The photocatalytic mineralization of phenolic wastewater via self-generation and -activation of H2O2 technology

Abstract

Achieving efficient photocatalytic degradation and mineralization of phenolic pollutants under mild conditions is the key to solving the environmental crisis. Herein, a novel self-generation and -activation of H2O2 technology is achieved on graphitic carbon nitride (GCN)/anthraquinone-based covalent organic frameworks (TD-COF) heterojunction photocatalysts (CNTD-X). Some of the photogenerated electrons (e-) that migrate directionally to the surface of TD-COF could generate H2O2via oxygen reduction reaction (ORR) route, while the e- gathered around anthraquinone can reduce it to stable semi-quinone radicals, which can further release hydroxyl radical (·OH) through electron transfer with H2O2. The photogenerated holes (h+) gathered on the surface of GCN would provide important raw materials for ORR reaction through oxidation of water, and participate in the mineralization process of pollutants.

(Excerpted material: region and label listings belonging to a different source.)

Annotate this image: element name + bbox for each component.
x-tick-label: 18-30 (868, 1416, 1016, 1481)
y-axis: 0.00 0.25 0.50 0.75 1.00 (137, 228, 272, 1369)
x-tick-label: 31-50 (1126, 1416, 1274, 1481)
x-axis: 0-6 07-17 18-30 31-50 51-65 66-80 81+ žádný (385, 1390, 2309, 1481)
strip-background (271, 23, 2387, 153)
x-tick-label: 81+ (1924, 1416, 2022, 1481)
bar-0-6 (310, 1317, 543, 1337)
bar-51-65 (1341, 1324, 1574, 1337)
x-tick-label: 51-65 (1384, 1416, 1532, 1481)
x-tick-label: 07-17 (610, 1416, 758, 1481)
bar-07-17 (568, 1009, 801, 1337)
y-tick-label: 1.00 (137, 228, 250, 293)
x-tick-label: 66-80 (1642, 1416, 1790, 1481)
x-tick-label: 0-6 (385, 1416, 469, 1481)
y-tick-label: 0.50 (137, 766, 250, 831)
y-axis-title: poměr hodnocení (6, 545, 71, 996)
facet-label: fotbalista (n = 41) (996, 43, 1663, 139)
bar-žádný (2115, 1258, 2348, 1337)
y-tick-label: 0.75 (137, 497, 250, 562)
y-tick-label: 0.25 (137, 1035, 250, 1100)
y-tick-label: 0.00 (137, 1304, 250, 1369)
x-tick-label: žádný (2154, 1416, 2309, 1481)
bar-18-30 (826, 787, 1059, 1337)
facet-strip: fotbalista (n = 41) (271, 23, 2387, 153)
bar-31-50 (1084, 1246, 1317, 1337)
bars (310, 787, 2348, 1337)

With the ring opening of·OH and the oxidation of h+, this heterojunction system can achieve efficient phenolic pollutants removal. The optimal sample of CNTD-0.02 possesses an incredible phenol removal (99.4%) within 12 min under visible light irradiation (λ > 420 nm), and total organic carbon (TOC) analysis shows 81% phenol is converted into CO2 and H2O. The photo-degradation rate of CNTD-0.02 is about 204.2 and 26.8 times that of GCN and TD-COF, respectively. This novel photocatalytic strategy over CNTD-X could also be applied in other phenolic pollutants removal, and our work paves a new way for environmental remediation in clean and efficient technology.